Le thème général retenu cette année par l’UNESCO était : » Quelle participation de la jeunesse de la région du Liptako Gourma face à la crise multidimensionnelle au Sahel. » Plusieurs personnalités africaines et internationales de tous les horizons en plus des experts du Système des Nations Unies ont participé à la visioconférence. Ibrahima Diawara, Président de «Maliens Tout Court » et PDG du holding IBI Group SA, a brillé par son intervention.

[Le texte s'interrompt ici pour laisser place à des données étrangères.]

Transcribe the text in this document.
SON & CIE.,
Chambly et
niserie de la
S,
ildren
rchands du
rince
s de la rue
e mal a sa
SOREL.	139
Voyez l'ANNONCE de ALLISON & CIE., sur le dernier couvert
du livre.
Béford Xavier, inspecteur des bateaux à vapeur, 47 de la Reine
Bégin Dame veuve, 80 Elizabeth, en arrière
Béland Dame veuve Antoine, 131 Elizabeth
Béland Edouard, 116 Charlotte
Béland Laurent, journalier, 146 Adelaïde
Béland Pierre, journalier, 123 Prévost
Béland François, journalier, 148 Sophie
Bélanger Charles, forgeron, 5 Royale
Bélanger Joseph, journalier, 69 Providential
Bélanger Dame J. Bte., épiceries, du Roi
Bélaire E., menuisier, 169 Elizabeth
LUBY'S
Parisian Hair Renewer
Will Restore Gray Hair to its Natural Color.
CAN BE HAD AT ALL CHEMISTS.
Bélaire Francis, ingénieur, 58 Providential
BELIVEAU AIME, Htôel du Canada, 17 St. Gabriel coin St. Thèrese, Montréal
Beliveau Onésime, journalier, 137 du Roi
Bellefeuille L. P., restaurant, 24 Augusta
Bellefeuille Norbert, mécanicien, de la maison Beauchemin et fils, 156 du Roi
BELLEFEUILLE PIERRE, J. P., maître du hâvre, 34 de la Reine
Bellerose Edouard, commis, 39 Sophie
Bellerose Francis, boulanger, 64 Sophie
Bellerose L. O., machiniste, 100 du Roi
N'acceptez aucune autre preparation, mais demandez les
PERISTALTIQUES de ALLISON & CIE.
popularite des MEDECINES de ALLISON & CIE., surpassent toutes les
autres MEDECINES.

Partant du constat fait sur le terrain par les multiples actions de Maliens Tout Court et de son expérience en tant qu’homme d’affaires, Ibrahima Diawara a montré le chemin à suivre si on veut mettre la jeunesse du Liptako Gourma à l’abri de tous les maux dont elle souffre, à savoir: la précarité, le manque d’éducation avec la fermeture des écoles.

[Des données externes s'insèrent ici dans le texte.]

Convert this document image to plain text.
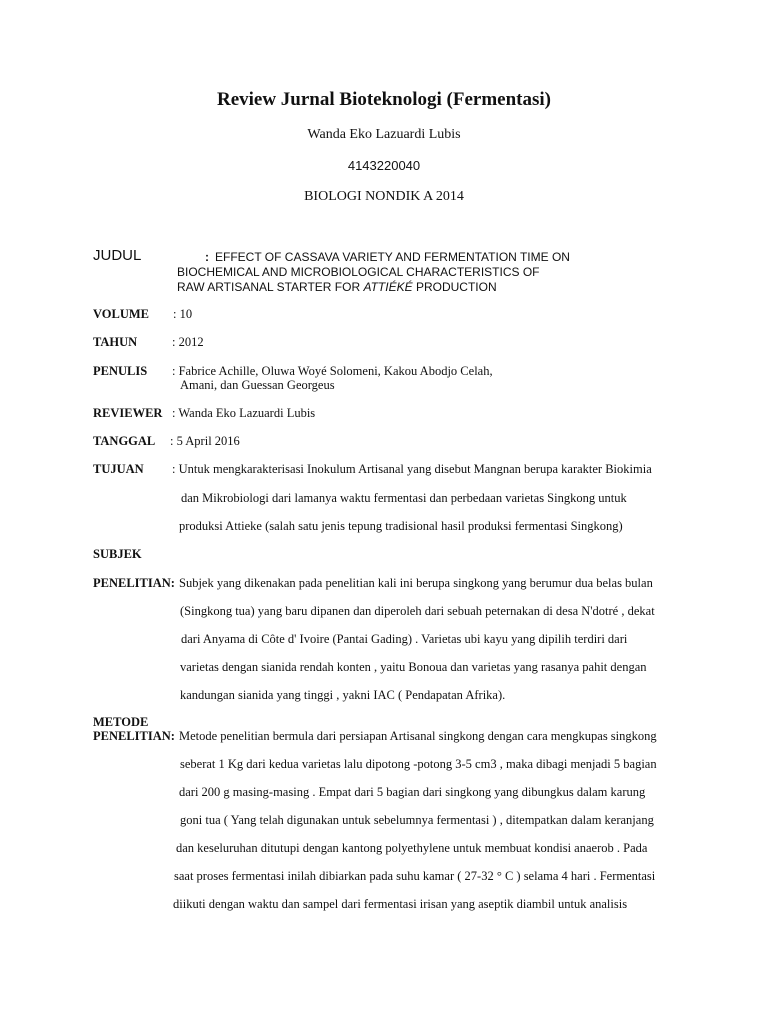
Review Jurnal Bioteknologi (Fermentasi)
Wanda Eko Lazuardi Lubis
4143220040
BIOLOGI NONDIK A 2014
JUDUL	: EFFECT OF CASSAVA VARIETY AND FERMENTATION TIME ON
BIOCHEMICAL AND MICROBIOLOGICAL CHARACTERISTICS OF
RAW ARTISANAL STARTER FOR ATTIÉKÉ PRODUCTION
VOLUME : 10
TAHUN	: 2012
PENULIS : Fabrice Achille, Oluwa Woyé Solomeni, Kakou Abodjo Celah,
Amani, dan Guessan Georgeus
REVIEWER : Wanda Eko Lazuardi Lubis
TANGGAL : 5 April 2016
TUJUAN : Untuk mengkarakterisasi Inokulum Artisanal yang disebut Mangnan berupa karakter Biokimia
dan Mikrobiologi dari lamanya waktu fermentasi dan perbedaan varietas Singkong untuk
produksi Attieke (salah satu jenis tepung tradisional hasil produksi fermentasi Singkong)
SUBJEK
PENELITIAN: Subjek yang dikenakan pada penelitian kali ini berupa singkong yang berumur dua belas bulan
(Singkong tua) yang baru dipanen dan diperoleh dari sebuah peternakan di desa N'dotré , dekat
dari Anyama di Côte d' Ivoire (Pantai Gading) . Varietas ubi kayu yang dipilih terdiri dari
varietas dengan sianida rendah konten , yaitu Bonoua dan varietas yang rasanya pahit dengan
kandungan sianida yang tinggi , yakni IAC ( Pendapatan Afrika).
METODE
PENELITIAN: Metode penelitian bermula dari persiapan Artisanal singkong dengan cara mengkupas singkong
seberat 1 Kg dari kedua varietas lalu dipotong -potong 3-5 cm3 , maka dibagi menjadi 5 bagian
dari 200 g masing-masing . Empat dari 5 bagian dari singkong yang dibungkus dalam karung
goni tua ( Yang telah digunakan untuk sebelumnya fermentasi ) , ditempatkan dalam keranjang
dan keseluruhan ditutupi dengan kantong polyethylene untuk membuat kondisi anaerob . Pada
saat proses fermentasi inilah dibiarkan pada suhu kamar ( 27-32 ° C ) selama 4 hari . Fermentasi
diikuti dengan waktu dan sampel dari fermentasi irisan yang aseptik diambil untuk analisis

En effet, pour lui, si l’on sait que 65 pour cent de la population africaine est âgée de 24 ans, cette masse de jeunes pourrait constituer une bombe si on ne lui donne pas une opportunité ou un espoir. Il faut, à son avis, donner à cette jeunesse dynamique des opportunités pour l’empêcher d’aller mourir dans les océans ou se faire enrôler dans les groupes terroristes. Ibrahima Diawara a pris aussi l’exemple sur Maliens Tout Court qui vient de créer la Fondation MTC pour venir justement en aide aux populations nécessiteuses dont les jeunes dans les zones en difficulté. Il a insisté sur le fait que la bonne approche serait, non pas d’acheter tant d’armements et de dépenser sans arrêt pour le maintien des troupes, mais d’investir dans la jeunesse et sa formation car, c’est le seul moyen de lutter contre le terrorisme. Après la vidéoconférence, les organisateurs ont félicité Ibrahima Diawara pour la qualité de son intervention.